"Askerineve cephânesine güvenenhezîmeti yaşar!"

Şemseddîn Ahmed Sivâsî hazretleri Anadolu'da yetişen büyük velîlerden olup Halvetiyye yolunun kolu olan Şemsiyyenin (Sivâsîyye) kurucusudur. "Kara Şems" diye şöhret bulmuştur. 1519 (H.926) senesinde Tokat'ın Zile ilçesinde doğdu. 1597 (H.1006) senesinde Sivas'ta vefât etti. Tokat'ta aklî ve naklî ilimleri tahsîl edip yükseldikten sonra, İstanbul'a gelip, Sahn-ı semân medreselerinden birinde müderris olarak vazifelendirildi. Sonra Zile'ye döndü. Orada ilim öğretmeye başladı. Bu sırada Amasyalı Şeyh Muslihuddîn Efendinin dergâhına gidip, onun sohbetiyle şereflendi ve ona talebe oldu. Hayâtının sonuna doğru, Sultan Üçüncü Mehmed Hanla birlikte Eğri Seferine katıldı. Küffâr askerinin sayısı çoktu. İslâm ordusunda bozgun ve firâr başgösterdi.
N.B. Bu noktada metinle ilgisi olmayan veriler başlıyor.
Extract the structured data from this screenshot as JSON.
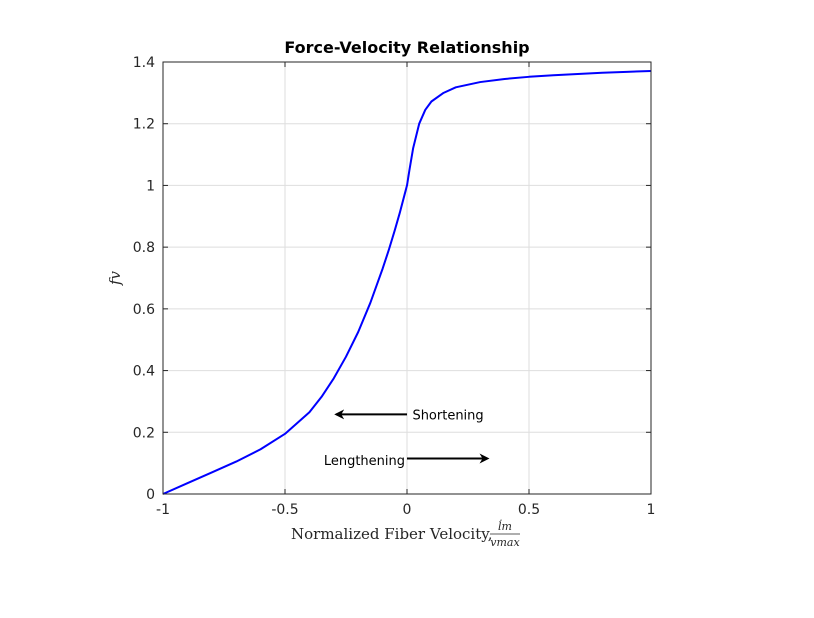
{
  "chart_data": {
    "type": "line",
    "title": "Force-Velocity Relationship",
    "xlabel": "Normalized Fiber Velocity,",
    "xlabel_frac_numerator": "l̇m",
    "xlabel_frac_denominator": "vmax",
    "ylabel": "fv",
    "xlim": [
      -1,
      1
    ],
    "ylim": [
      0,
      1.4
    ],
    "xticks": [
      -1,
      -0.5,
      0,
      0.5,
      1
    ],
    "xtick_labels": [
      "-1",
      "-0.5",
      "0",
      "0.5",
      "1"
    ],
    "yticks": [
      0,
      0.2,
      0.4,
      0.6,
      0.8,
      1,
      1.2,
      1.4
    ],
    "ytick_labels": [
      "0",
      "0.2",
      "0.4",
      "0.6",
      "0.8",
      "1",
      "1.2",
      "1.4"
    ],
    "grid": true,
    "series": [
      {
        "color": "#0000ff",
        "x": [
          -1,
          -0.9,
          -0.8,
          -0.7,
          -0.6,
          -0.5,
          -0.4,
          -0.35,
          -0.3,
          -0.25,
          -0.2,
          -0.15,
          -0.1,
          -0.075,
          -0.05,
          -0.03,
          -0.01,
          0,
          0.01,
          0.025,
          0.05,
          0.075,
          0.1,
          0.15,
          0.2,
          0.3,
          0.4,
          0.5,
          0.6,
          0.7,
          0.8,
          0.9,
          1
        ],
        "y": [
          0,
          0.035,
          0.07,
          0.105,
          0.145,
          0.195,
          0.265,
          0.315,
          0.375,
          0.445,
          0.525,
          0.62,
          0.73,
          0.79,
          0.855,
          0.91,
          0.97,
          1.0,
          1.05,
          1.12,
          1.2,
          1.245,
          1.272,
          1.3,
          1.318,
          1.335,
          1.345,
          1.352,
          1.357,
          1.361,
          1.365,
          1.368,
          1.371
        ]
      }
    ],
    "annotations": [
      {
        "text": "Shortening",
        "arrow_from": [
          0,
          0.258
        ],
        "arrow_to": [
          -0.29,
          0.258
        ],
        "text_at": [
          0.01,
          0.258
        ],
        "align": "start"
      },
      {
        "text": "Lengthening",
        "arrow_from": [
          0,
          0.115
        ],
        "arrow_to": [
          0.33,
          0.115
        ],
        "text_at": [
          0,
          0.11
        ],
        "align": "end"
      }
    ]
  }
}
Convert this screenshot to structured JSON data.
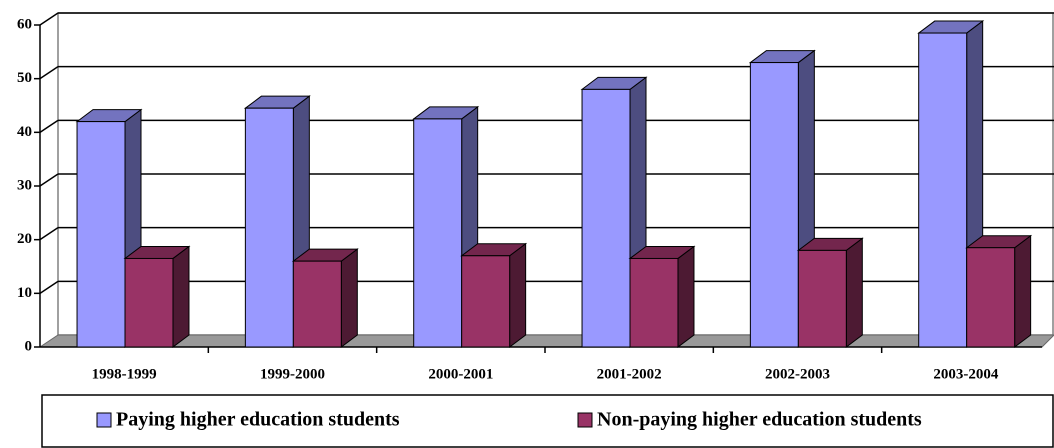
{
  "chart_data": {
    "type": "bar3d",
    "categories": [
      "1998-1999",
      "1999-2000",
      "2000-2001",
      "2001-2002",
      "2002-2003",
      "2003-2004"
    ],
    "series": [
      {
        "name": "Paying higher education students",
        "color": "#9999ff",
        "values": [
          42,
          44.5,
          42.5,
          48,
          53,
          58.5
        ]
      },
      {
        "name": "Non-paying higher education students",
        "color": "#993366",
        "values": [
          16.5,
          16,
          17,
          16.5,
          18,
          18.5
        ]
      }
    ],
    "ylim": [
      0,
      60
    ],
    "yticks": [
      0,
      10,
      20,
      30,
      40,
      50,
      60
    ],
    "grid": true,
    "legend": "bottom"
  }
}
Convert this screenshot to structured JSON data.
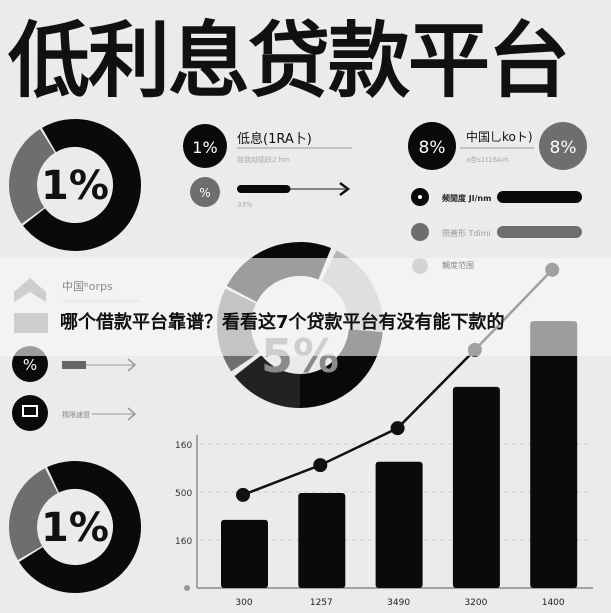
{
  "title": "低利息贷款平台",
  "banner_text": "哪个借款平台靠谱？看看这7个贷款平台有没有能下款的",
  "colors": {
    "background": "#ebebeb",
    "black": "#0a0a0a",
    "gray": "#6e6e6e",
    "light_gray": "#b5b5b5"
  },
  "donuts": {
    "top_left": {
      "label": "1%"
    },
    "center": {
      "label": "5%"
    },
    "bottom_left": {
      "label": "1%"
    }
  },
  "stats_left": {
    "badge": "1%",
    "heading": "低息(1RA卜)",
    "subtext": "独我越德跃2 hm",
    "small_badge": "%",
    "progress_label": "33%",
    "progress": 0.33
  },
  "stats_right": {
    "badge_left": "8%",
    "heading": "中国乚koト)",
    "subtext": "a杏s1t16Am",
    "badge_right": "8%",
    "rows": [
      {
        "label": "频閒度 Jl/nm",
        "icon": "clock-icon"
      },
      {
        "label": "閉善形 Tdimi",
        "icon": "info-icon"
      },
      {
        "label": "觸度范围",
        "icon": "dot-icon"
      }
    ]
  },
  "left_list": {
    "heading": "中国ᵇorps",
    "items": [
      {
        "icon": "percent-icon",
        "badge": "%"
      },
      {
        "icon": "monitor-icon",
        "label": "楕限速盟"
      }
    ]
  },
  "chart_data": {
    "type": "bar",
    "categories": [
      "300",
      "1257",
      "3490",
      "3200",
      "1400"
    ],
    "y_tick_labels": [
      "160",
      "500",
      "160"
    ],
    "series": [
      {
        "kind": "bar",
        "values": [
          1.42,
          1.98,
          2.63,
          4.19,
          5.56
        ]
      },
      {
        "kind": "line",
        "values": [
          1.94,
          2.56,
          3.33,
          4.96,
          6.63
        ]
      }
    ],
    "ylim": [
      0,
      3.2
    ],
    "grid": true,
    "gridline_style": "dashed"
  }
}
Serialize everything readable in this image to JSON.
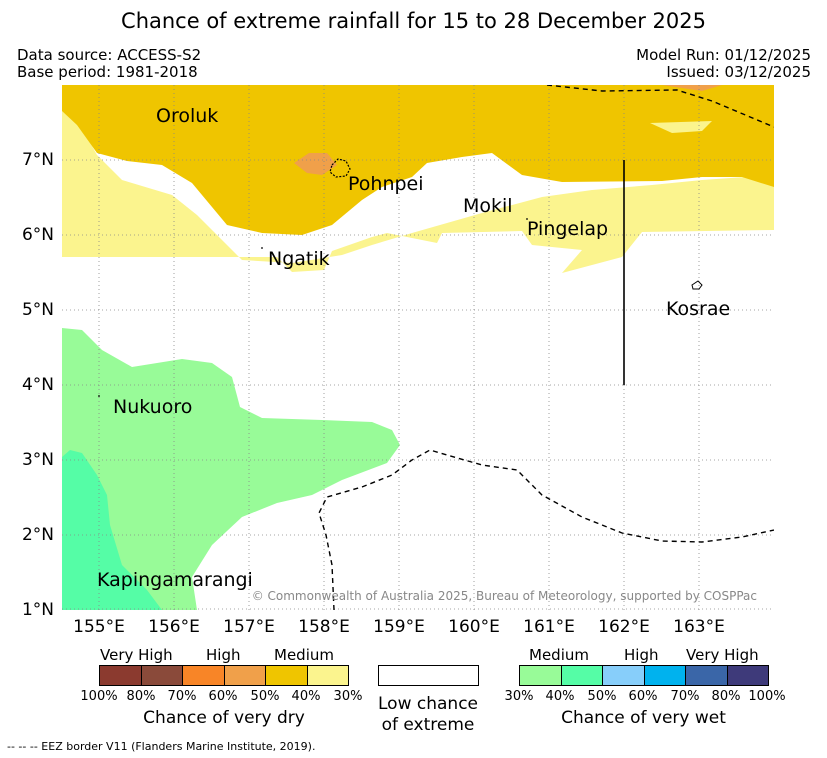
{
  "title": "Chance of extreme rainfall for 15 to 28 December 2025",
  "meta": {
    "data_source": "Data source: ACCESS-S2",
    "base_period": "Base period: 1981-2018",
    "model_run": "Model Run: 01/12/2025",
    "issued": "Issued: 03/12/2025"
  },
  "map": {
    "lat_labels": [
      "7°N",
      "6°N",
      "5°N",
      "4°N",
      "3°N",
      "2°N",
      "1°N"
    ],
    "lon_labels": [
      "155°E",
      "156°E",
      "157°E",
      "158°E",
      "159°E",
      "160°E",
      "161°E",
      "162°E",
      "163°E"
    ],
    "places": {
      "oroluk": "Oroluk",
      "pohnpei": "Pohnpei",
      "mokil": "Mokil",
      "pingelap": "Pingelap",
      "ngatik": "Ngatik",
      "kosrae": "Kosrae",
      "nukuoro": "Nukuoro",
      "kapingamarangi": "Kapingamarangi"
    },
    "copyright": "© Commonwealth of Australia 2025, Bureau of Meteorology, supported by COSPPac"
  },
  "legend": {
    "dry": {
      "levels": [
        "Very High",
        "High",
        "Medium"
      ],
      "ticks": [
        "100%",
        "80%",
        "70%",
        "60%",
        "50%",
        "40%",
        "30%"
      ],
      "colors": [
        "#8b3a2f",
        "#8a4a3a",
        "#f88527",
        "#f0a04a",
        "#efc500",
        "#fbf48e"
      ],
      "caption": "Chance of very dry"
    },
    "low": {
      "caption_line1": "Low chance",
      "caption_line2": "of extreme"
    },
    "wet": {
      "levels": [
        "Medium",
        "High",
        "Very High"
      ],
      "ticks": [
        "30%",
        "40%",
        "50%",
        "60%",
        "70%",
        "80%",
        "100%"
      ],
      "colors": [
        "#98fb98",
        "#55fda6",
        "#87cefa",
        "#00b2ee",
        "#3a66a8",
        "#3e3a7a"
      ],
      "caption": "Chance of very wet"
    }
  },
  "footnote": "--  --  -- EEZ border V11 (Flanders Marine Institute, 2019)."
}
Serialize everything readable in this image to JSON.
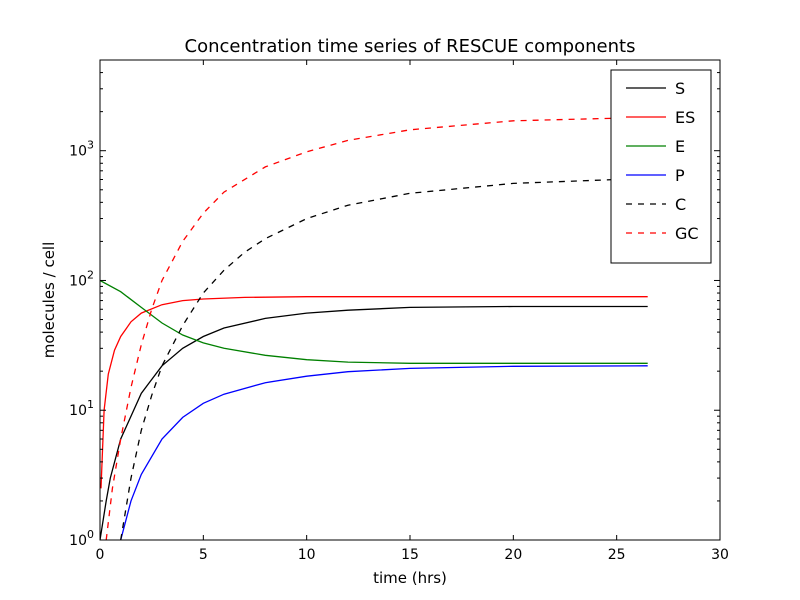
{
  "chart_data": {
    "type": "line",
    "title": "Concentration time series of RESCUE components",
    "xlabel": "time (hrs)",
    "ylabel": "molecules / cell",
    "xlim": [
      0,
      30
    ],
    "ylim": [
      1,
      5000
    ],
    "yscale": "log",
    "grid": false,
    "legend_position": "top-right",
    "x_ticks": [
      "0",
      "5",
      "10",
      "15",
      "20",
      "25",
      "30"
    ],
    "y_ticks": [
      {
        "base": "10",
        "exp": "0"
      },
      {
        "base": "10",
        "exp": "1"
      },
      {
        "base": "10",
        "exp": "2"
      },
      {
        "base": "10",
        "exp": "3"
      }
    ],
    "series": [
      {
        "name": "S",
        "color": "#000000",
        "dash": "solid",
        "x": [
          0,
          0.3,
          0.5,
          1,
          2,
          3,
          4,
          5,
          6,
          8,
          10,
          12,
          15,
          20,
          26.5
        ],
        "y": [
          1,
          2.0,
          3.0,
          6.0,
          13.5,
          22,
          30,
          37,
          43,
          51,
          56,
          59,
          62,
          63,
          63
        ]
      },
      {
        "name": "ES",
        "color": "#ff0000",
        "dash": "solid",
        "x": [
          0.05,
          0.2,
          0.4,
          0.7,
          1,
          1.5,
          2,
          3,
          4,
          5,
          7,
          10,
          15,
          26.5
        ],
        "y": [
          2.5,
          10,
          19,
          29,
          37,
          48,
          56,
          65,
          70,
          72,
          74,
          75,
          75,
          75
        ]
      },
      {
        "name": "E",
        "color": "#008000",
        "dash": "solid",
        "x": [
          0,
          1,
          2,
          3,
          4,
          5,
          6,
          8,
          10,
          12,
          15,
          20,
          26.5
        ],
        "y": [
          100,
          82,
          62,
          47,
          38,
          33,
          30,
          26.5,
          24.5,
          23.5,
          23,
          23,
          23
        ]
      },
      {
        "name": "P",
        "color": "#0000ff",
        "dash": "solid",
        "x": [
          1.0,
          1.5,
          2,
          3,
          4,
          5,
          6,
          8,
          10,
          12,
          15,
          20,
          26.5
        ],
        "y": [
          1.0,
          2.0,
          3.2,
          6.0,
          8.8,
          11.3,
          13.3,
          16.3,
          18.3,
          19.8,
          21,
          21.8,
          22
        ]
      },
      {
        "name": "C",
        "color": "#000000",
        "dash": "dashed",
        "x": [
          1.0,
          1.5,
          2,
          2.5,
          3,
          4,
          5,
          6,
          7,
          8,
          10,
          12,
          15,
          20,
          25
        ],
        "y": [
          1,
          3,
          7,
          13,
          22,
          45,
          80,
          120,
          165,
          210,
          300,
          380,
          470,
          560,
          600
        ]
      },
      {
        "name": "GC",
        "color": "#ff0000",
        "dash": "dashed",
        "x": [
          0.3,
          0.6,
          1,
          1.5,
          2,
          2.5,
          3,
          4,
          5,
          6,
          8,
          10,
          12,
          15,
          20,
          25
        ],
        "y": [
          1,
          2.5,
          6,
          15,
          32,
          60,
          100,
          200,
          330,
          480,
          750,
          980,
          1200,
          1450,
          1700,
          1780
        ]
      }
    ]
  }
}
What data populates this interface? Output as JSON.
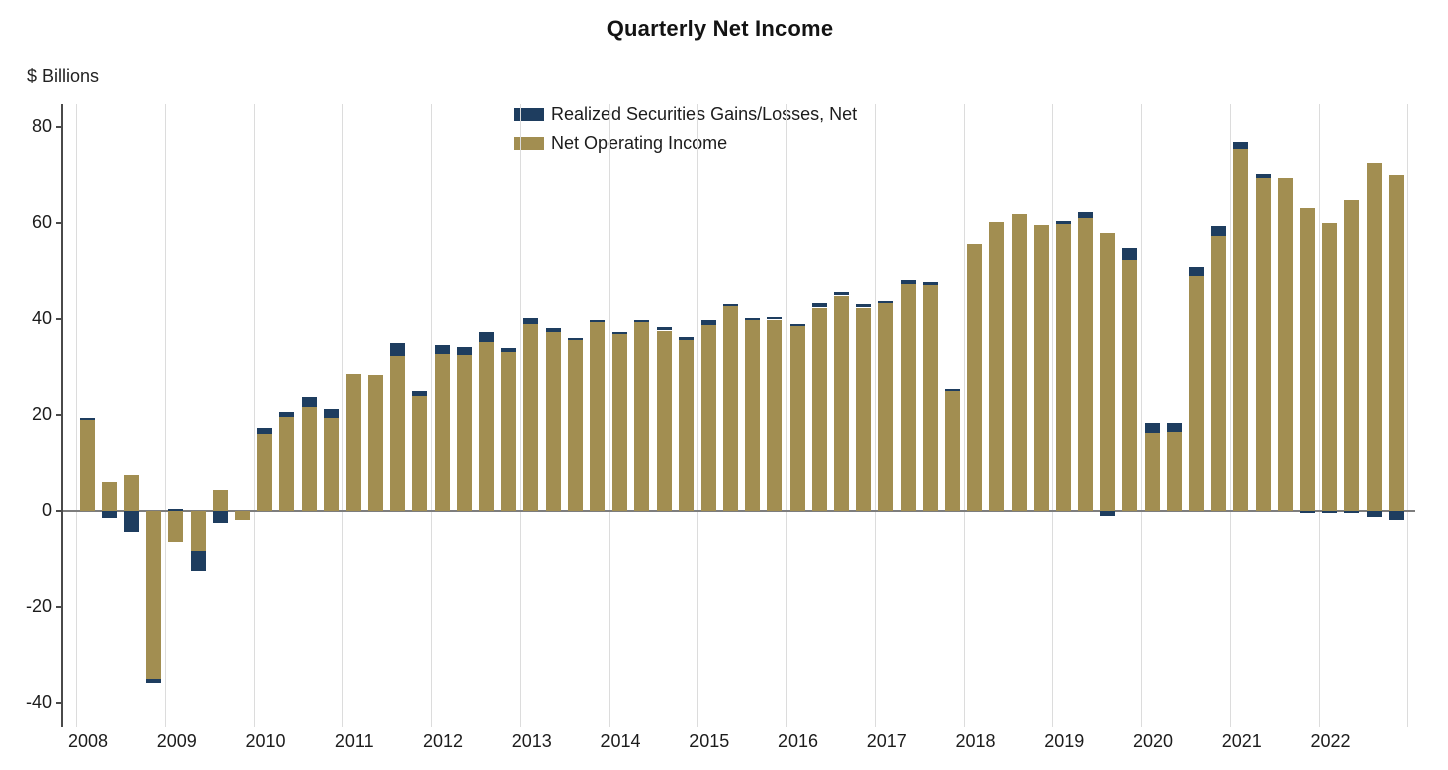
{
  "chart_data": {
    "type": "bar",
    "title": "Quarterly Net Income",
    "ylabel": "$ Billions",
    "ylim": [
      -40,
      80
    ],
    "yticks": [
      80,
      60,
      40,
      20,
      0,
      -20,
      -40
    ],
    "grid": "vertical-year-lines",
    "legend_position": "top-center",
    "categories_years": [
      2008,
      2009,
      2010,
      2011,
      2012,
      2013,
      2014,
      2015,
      2016,
      2017,
      2018,
      2019,
      2020,
      2021,
      2022
    ],
    "quarters_per_year": 4,
    "series": [
      {
        "name": "Realized Securities Gains/Losses, Net",
        "color": "#1e3d5f",
        "values": [
          0.4,
          -1.5,
          -4.3,
          -0.9,
          0.4,
          -4.3,
          -2.4,
          0,
          1.4,
          1.1,
          2.0,
          1.8,
          0,
          0,
          2.9,
          1.0,
          1.8,
          1.7,
          2.0,
          0.9,
          1.3,
          0.9,
          0.2,
          0.3,
          0.5,
          0.5,
          0.8,
          0.7,
          0.9,
          0.4,
          0.5,
          0.6,
          0.3,
          0.9,
          0.8,
          0.7,
          0.4,
          0.9,
          0.8,
          0.3,
          0,
          0,
          0,
          0,
          0.8,
          1.3,
          -1.0,
          2.4,
          2.0,
          1.9,
          1.8,
          2.1,
          1.3,
          0.8,
          0,
          -0.3,
          -0.4,
          -0.5,
          -1.3,
          -1.8
        ]
      },
      {
        "name": "Net Operating Income",
        "color": "#a28e51",
        "values": [
          19.0,
          6.0,
          7.5,
          -34.9,
          -6.5,
          -8.3,
          4.4,
          -1.9,
          16.0,
          19.6,
          21.7,
          19.4,
          28.6,
          28.4,
          32.2,
          24.0,
          32.7,
          32.5,
          35.3,
          33.1,
          39.0,
          37.2,
          35.8,
          39.4,
          36.8,
          39.4,
          37.6,
          35.6,
          38.8,
          42.7,
          39.8,
          39.9,
          38.6,
          42.4,
          44.9,
          42.4,
          43.3,
          47.2,
          47.0,
          25.2,
          55.7,
          60.2,
          61.8,
          59.6,
          59.7,
          61.1,
          58.0,
          52.3,
          16.3,
          16.4,
          49.0,
          57.3,
          75.5,
          69.4,
          69.4,
          63.2,
          60.0,
          64.8,
          72.6,
          70.0
        ]
      }
    ],
    "colors": {
      "gridline": "#dcdcdc",
      "zero_line": "#7d7d7d",
      "axis_line": "#4a4a4a",
      "text": "#1c1c1c"
    }
  }
}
Hazîne ve cephânelik düşman tarafından zabtedildi. Şemseddîn Sivâsî;

"Pâdişâhım kâfirin hezîmete uğramasına yarım saat kalmıştır. Şu anda bir kuvvet sâhibi tasarruf için ortaya çıkmak üzeredir. Bu an fethin başlangıç ânıdır. Hâtırınızı hoş tutunuz" buyurdu. Nihâyet düşman bozguna uğratılıp, kesin zafer elde edildi...

Şeyh Şemseddîn-i Sivâsî hazretleri, zaferi müjdelemek üzere pâdişâhın huzûruna çıktı ve buyurdu ki: "Ey benim pâdişâhım! Yeryüzünde Allahü teâlânın halîfesi olanların niyetleri; Allahü teâlânın rızâsını kazanmak olup, dayandıkları ve güvendikleri, Allahü teâlâ olması gerekir. Savaşta askerlerin çokluğuna güvenmeyip, kuvvet ve kudret sâhibi Allahü teâlâya tevekkül etmek gerekir. Âyet-i kerîmelerde meâlen;

"Siz de, düşmanlara karşı gücünüzün yettiği kadar, her türlü kuvvet ve cihâd için bağlanıp beslenen atlar hazırlayın."